THE foreign policy of a country reflects the latter’s image on the global dais. It is also a comment on the aspirations of its architects. But the international community has seen many formulators of foreign policy exit the world stage, with states forgetting their contributions but continuing to work within the foreign policy framework they have left behind. Some, however, have remained relevant and continued to shed light on world interactions even when no longer in office.
At 99, Henry A. Kissinger, who served as US secretary of state and national security adviser under presidents Richard Nixon and Gerald Ford, has produced yet another masterpiece, Leadership: Six Studies in World Strategy.
The author of over a dozen titles, he has now completed six studies on political personalities that he has known. They are Konrad Adenauer, Anwar Sadat, Margaret Thatcher, Lee Kuan Yew, Charles de Gaulle and Richard Nixon. (It has been asked why he has not included Mikhail Gorbachev under whom the Soviet Union went through a sea change in its interactions with the rest of the world.) Kissinger has focused on how the strategies adopted by these leaders have redefined international diplomacy.
The embodiment of realpolitik, Kissinger has been denounced and appreciated in equal measure. His own world strategy, though often questioned and critiqued, has a lot to teach us. For him, security has been an indispensable part of the themes of leadership and world order.
At 99, Kissinger remains a relevant voice.
According to Kissinger, “The stability of an international system depends on the degree to which it combines the need for security with the obligation of self-restraint. To rely entirely on the continued goodwill of another sovereign state is an abdication of statesmanship and self-respect. But to seek security entirely through physical domination is to menace all other countries. For absolute security for one country must mean absolute insecurity for all others. Where to strike this balance cannot be determined in the abstract; it is what makes diplomacy an art and not a science. But the balance must be established if the international order is to be stable.”
This was written several decades ago in 1959. But over the years, he doggedly struck to the theme. What of India, which is now emerging as the major power in South Asia? Calling India a “newcomer” as a nation-state, though acknowledging its role in the non-aligned movement, Kissinger had written that “it has yet to assume a role commensurate with its size on the international political stage”.
Clearly, Kissinger was not taken in by the rhetoric, and his summing up of India’s foreign policy is flawed only in that it overlooks at times the fact that Indian policymakers mistook standard rhetoric for the principles of policy. “India,” he wrote, “did not conceive of foreign policy as a debate in the Oxford Union, however its diplomats might pretend that they were in that discriminating audience with the right to choose a winner purely on the basis of moral merit. India’s leaders had attended schools in England and had read American classics. They combined the rhetoric of Wilson and Gladstone with the practices of Disraeli and Theodore Roosevelt. From the Indians’ point of view, this made eminent sense as long as their interlocutors did not delude themselves into thinking that Indian rhetoric was a guide to Indian practice, or that Indian foreign policy was governed by abstract, prior morality.”
Besides a balance of power, a viable international order must be based on shared values and a consensus on the fundamentals.

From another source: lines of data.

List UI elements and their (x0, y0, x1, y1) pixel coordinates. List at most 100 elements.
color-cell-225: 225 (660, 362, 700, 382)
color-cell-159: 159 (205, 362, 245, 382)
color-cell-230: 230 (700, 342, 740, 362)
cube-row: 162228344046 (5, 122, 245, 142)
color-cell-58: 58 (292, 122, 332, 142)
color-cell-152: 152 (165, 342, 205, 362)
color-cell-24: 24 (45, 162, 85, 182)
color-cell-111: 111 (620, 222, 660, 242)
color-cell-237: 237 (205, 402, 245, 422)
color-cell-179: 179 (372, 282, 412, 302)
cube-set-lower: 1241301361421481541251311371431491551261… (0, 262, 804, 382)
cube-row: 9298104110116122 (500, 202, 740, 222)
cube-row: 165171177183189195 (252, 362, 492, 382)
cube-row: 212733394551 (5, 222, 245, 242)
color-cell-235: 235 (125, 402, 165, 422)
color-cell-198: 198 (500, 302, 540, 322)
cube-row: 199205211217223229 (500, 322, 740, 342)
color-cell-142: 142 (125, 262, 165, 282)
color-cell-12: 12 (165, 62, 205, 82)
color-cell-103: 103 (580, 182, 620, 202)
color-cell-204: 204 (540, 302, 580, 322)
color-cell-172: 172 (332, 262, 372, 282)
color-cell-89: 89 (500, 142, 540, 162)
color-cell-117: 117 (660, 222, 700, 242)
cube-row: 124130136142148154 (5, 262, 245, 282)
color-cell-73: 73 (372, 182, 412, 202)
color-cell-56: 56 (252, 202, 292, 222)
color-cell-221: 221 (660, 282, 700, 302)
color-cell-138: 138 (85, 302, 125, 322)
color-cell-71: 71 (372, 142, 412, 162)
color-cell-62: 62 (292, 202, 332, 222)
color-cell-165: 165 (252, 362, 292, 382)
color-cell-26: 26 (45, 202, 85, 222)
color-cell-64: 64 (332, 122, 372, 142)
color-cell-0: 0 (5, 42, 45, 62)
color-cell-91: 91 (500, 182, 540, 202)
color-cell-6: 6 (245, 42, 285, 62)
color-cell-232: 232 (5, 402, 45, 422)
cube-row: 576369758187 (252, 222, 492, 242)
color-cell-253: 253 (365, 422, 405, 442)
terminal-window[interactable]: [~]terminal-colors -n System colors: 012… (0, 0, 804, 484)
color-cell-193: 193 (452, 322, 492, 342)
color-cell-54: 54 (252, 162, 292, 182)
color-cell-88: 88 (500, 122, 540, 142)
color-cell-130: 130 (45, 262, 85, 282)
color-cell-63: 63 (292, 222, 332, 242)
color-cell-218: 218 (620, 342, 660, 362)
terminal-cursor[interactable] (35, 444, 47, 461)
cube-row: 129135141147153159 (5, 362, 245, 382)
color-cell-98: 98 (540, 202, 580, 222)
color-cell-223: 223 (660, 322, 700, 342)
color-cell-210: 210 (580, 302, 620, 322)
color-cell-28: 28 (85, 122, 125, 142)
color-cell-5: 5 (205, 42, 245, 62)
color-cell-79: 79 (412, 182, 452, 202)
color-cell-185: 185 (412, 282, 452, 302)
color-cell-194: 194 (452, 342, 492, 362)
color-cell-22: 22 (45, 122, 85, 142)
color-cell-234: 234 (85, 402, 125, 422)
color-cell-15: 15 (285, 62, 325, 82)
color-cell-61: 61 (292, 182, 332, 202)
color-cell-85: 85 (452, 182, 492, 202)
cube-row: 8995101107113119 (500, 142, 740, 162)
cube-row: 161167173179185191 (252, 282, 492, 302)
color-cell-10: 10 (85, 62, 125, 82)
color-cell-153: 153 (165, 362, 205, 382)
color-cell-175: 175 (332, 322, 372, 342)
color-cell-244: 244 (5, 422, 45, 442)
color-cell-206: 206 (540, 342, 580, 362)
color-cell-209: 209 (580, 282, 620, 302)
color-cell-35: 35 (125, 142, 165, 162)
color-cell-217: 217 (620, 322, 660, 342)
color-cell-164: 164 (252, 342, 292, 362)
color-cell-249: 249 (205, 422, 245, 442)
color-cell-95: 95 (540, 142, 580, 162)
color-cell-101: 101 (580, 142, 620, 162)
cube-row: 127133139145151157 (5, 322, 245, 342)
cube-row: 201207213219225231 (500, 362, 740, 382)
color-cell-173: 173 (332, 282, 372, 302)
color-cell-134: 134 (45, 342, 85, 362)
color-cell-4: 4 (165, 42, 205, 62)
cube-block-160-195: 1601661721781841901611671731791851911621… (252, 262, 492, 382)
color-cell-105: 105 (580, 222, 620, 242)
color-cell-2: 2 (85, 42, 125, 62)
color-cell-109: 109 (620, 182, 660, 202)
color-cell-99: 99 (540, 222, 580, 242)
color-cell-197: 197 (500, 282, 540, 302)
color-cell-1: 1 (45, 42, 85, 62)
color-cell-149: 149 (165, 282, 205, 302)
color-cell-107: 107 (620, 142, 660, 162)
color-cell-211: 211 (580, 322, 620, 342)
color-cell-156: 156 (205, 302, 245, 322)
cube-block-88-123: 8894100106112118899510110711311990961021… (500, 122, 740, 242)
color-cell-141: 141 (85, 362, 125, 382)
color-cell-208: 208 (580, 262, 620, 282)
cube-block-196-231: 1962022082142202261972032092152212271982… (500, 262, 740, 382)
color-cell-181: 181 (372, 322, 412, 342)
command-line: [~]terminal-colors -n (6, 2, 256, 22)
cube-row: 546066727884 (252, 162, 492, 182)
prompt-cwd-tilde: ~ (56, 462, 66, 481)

The balance of power inhibits the capacity to overthrow the international order, and agreement on shared values thwarts the desire to overthrow it.
There follows a typical Kissinger bon mot: “Power without legitimacy tempts tests of strength; legitimacy without power tempts empty posturing.” He puts it in sharper focus when he approvingly recalls Metternich’s belief that “a shared concept of justice was a prerequisite for international order”.
In 1989, Kissinger had proposed what came decisively to be known as Yalta II in which Moscow would agree to allow liberalisation in Eastern Europe, and in return the US would agree not to exploit these changes in a way that would threaten Soviet security (such as trying to take Moscow’s allies out of the Warsaw Pact). It was to be, of course, a secret deal.
It was suggested to George Bush and James Baker in December 1988, with flattering references to the historic opportunity to end the Cold War. Kissinger explained it to Gorbachev in 1989. The Washington Post shot it down: “Some specialists on European affairs in the State Department have expressed dismay bordering on horror at Kissinger’s concepts.”
Kissinger has been a tall man in thin company of dwarfs. For all his plans and strategies, he remains a man of greatness.
The writer is an author and lawyer based in Mumbai.